The Strand Hotel was once described as, “the finest hostelry east of Suez.” While it can probably no longer claim that title, the hotel retains an air of faded colonial grandeur with its marble floors, high ceilings and gently rotating fans. The hotel has 31 suites, starting from $339.
The Belmond Governor’s Residence is arguably the best place to stay in town. It is a delightful bungalow from the 1920s with 49 rooms, a pretty tropical garden and swimming pool. It’s also a popular spot for a sunset cocktail. Rooms start from $549.

The Sule Shangri-La — hotel of choice during the years of military dictatorship — reopened in 2014 after an extensive makeover. The hotel is in walking distance of City Hall and the Sule Pagoda, and its Internet is reputedly the fastest and most reliable in the city. Rates start at around $178.
The Novotel Max Yangon opened last year and is the French Accor Group’s first property in the city for more than a decade. The 366-room contemporary hotel is about 20 minutes’ drive from the airport and has a choice of restaurants as well as a pool. Rooms cost from about $172.
The Press Office Café is a good coffee stop with tempting pastries and cakes, while Monsoon offers a gentle introduction to all kinds of South East Asian food, from Burmese curries to Khmer lok lak (stir-fried beef).
The Strand Hotel’s Strand Café is an elegant, air-conditioned retreat from the city and offers tasty Burmese noodles. The obligatory ceiling fans, potted plants and wicker chairs evoke the mood of yesteryear. It’s a convivial spot for afternoon tea, as well. L’Opera is an authentic Italian restaurant in a pretty garden on the shores of Inya Lake, close to the Inya Lake Hotel.
Yangon doesn’t have the pulsating nightlife of some of its neighbours, but new restaurants, cafes and galleries are opening all the time, so there is plenty to do.

Sunset is one of the best times to visit the Shwedagon Pagoda, Myanmar’s holiest Buddhist site and thought to be 2,500 years old. The temple’s main gold-plated and gem-encrusted stupa soars some 100m into the air and attracts worshippers and tourists from all over the world. Shoes must be left at the main entrance and visitors should dress conservatively — no shorts, singlets or skimpy clothing. The entrance fee is $8.

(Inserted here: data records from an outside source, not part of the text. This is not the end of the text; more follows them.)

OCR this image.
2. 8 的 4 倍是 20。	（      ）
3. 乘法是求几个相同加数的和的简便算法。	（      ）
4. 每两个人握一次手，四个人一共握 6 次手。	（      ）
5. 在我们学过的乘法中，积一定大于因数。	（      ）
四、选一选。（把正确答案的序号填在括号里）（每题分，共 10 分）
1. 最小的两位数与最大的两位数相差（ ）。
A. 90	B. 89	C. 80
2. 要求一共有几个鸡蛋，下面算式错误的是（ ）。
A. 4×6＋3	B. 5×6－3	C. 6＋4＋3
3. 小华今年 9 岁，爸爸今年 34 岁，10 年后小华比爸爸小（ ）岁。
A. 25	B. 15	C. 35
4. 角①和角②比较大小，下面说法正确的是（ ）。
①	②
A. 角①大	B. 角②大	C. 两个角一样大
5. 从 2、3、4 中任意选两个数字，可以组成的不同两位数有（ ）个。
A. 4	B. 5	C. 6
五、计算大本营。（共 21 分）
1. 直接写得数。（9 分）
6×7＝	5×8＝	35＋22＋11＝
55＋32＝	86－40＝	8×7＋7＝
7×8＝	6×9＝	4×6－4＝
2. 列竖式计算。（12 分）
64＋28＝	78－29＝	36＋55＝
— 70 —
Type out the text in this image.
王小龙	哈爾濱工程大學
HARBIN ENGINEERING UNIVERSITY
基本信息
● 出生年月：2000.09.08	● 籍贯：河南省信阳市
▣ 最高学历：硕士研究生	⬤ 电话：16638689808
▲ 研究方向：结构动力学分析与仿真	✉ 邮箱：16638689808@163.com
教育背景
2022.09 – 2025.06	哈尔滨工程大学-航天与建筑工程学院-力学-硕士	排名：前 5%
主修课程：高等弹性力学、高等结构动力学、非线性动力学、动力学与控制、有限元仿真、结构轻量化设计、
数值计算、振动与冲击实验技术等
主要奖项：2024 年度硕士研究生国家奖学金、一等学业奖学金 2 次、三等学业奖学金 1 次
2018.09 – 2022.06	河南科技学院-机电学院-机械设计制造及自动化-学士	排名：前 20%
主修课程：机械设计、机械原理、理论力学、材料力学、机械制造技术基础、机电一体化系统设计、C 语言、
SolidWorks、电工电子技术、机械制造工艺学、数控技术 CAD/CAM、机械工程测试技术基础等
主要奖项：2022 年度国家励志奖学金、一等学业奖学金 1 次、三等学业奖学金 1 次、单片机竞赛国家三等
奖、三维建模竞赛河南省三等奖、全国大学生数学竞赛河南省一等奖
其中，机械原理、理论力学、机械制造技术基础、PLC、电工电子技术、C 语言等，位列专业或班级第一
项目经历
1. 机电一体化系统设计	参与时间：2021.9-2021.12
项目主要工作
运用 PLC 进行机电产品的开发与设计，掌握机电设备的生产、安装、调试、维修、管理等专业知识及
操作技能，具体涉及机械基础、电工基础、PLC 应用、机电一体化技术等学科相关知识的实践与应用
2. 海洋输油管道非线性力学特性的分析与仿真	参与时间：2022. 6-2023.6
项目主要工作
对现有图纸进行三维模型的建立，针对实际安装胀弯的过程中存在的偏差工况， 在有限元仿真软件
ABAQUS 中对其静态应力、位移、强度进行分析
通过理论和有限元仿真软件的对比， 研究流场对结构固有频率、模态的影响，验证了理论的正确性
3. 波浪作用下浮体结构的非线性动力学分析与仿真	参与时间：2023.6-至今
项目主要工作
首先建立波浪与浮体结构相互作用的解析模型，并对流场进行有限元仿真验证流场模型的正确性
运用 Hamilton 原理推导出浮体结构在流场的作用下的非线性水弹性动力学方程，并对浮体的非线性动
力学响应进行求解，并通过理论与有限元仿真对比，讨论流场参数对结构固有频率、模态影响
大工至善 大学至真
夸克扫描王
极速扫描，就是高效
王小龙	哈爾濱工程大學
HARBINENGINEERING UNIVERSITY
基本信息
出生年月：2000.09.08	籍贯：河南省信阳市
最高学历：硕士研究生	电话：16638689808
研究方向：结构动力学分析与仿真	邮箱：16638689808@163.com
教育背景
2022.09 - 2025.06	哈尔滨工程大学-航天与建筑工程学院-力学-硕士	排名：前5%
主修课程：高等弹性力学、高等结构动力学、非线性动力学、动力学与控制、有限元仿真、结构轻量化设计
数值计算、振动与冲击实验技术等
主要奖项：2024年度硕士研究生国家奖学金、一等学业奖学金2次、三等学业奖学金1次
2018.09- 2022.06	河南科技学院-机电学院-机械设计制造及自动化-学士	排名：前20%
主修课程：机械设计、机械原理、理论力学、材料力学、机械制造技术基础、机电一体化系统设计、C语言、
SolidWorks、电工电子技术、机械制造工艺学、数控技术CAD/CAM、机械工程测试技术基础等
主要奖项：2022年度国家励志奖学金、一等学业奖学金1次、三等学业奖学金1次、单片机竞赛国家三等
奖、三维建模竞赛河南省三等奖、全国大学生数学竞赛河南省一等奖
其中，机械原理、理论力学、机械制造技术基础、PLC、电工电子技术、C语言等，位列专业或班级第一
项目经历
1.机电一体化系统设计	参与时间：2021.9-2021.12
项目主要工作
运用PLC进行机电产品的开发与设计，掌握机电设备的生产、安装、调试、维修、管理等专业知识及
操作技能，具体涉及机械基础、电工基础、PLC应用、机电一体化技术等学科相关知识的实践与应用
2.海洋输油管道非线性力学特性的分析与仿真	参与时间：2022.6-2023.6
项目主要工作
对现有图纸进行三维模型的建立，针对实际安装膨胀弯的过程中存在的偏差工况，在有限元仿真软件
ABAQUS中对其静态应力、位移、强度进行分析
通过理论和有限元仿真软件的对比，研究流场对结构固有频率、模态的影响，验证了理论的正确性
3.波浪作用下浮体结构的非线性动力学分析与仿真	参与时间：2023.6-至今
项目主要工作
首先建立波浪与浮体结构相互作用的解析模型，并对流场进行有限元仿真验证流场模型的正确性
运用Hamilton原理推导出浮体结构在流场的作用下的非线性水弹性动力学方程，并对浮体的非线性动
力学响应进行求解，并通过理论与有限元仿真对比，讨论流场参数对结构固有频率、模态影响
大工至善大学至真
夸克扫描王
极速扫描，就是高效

The Yangon Heritage Trust was set up in 2012 with the aim of conserving the city’s historic buildings and it organises fascinating English-language walking tours ($30 per person) around the city’s colonial centre three days each week. The trust also has a gallery space; its balcony in a building dating from the 1920s is a calm retreat from the bustle of Pansodan Road below.
Bogyoke Aung San Market is Yangon’s most famous market and a good place for traditional souvenirs, including lacquer and fabrics.
To avoid causing offence dress conservatively, don’t touch anyone on the head or point with your feet, since that is a sign of disrespect. To get a real understanding of how the locals live, do visit a tea shop. “It’s best to go early in the morning or later at night,” said Olivia Cable, a researcher on Myanmar. “They’re not expensive, and a great way to see how Myanmar people socialise.”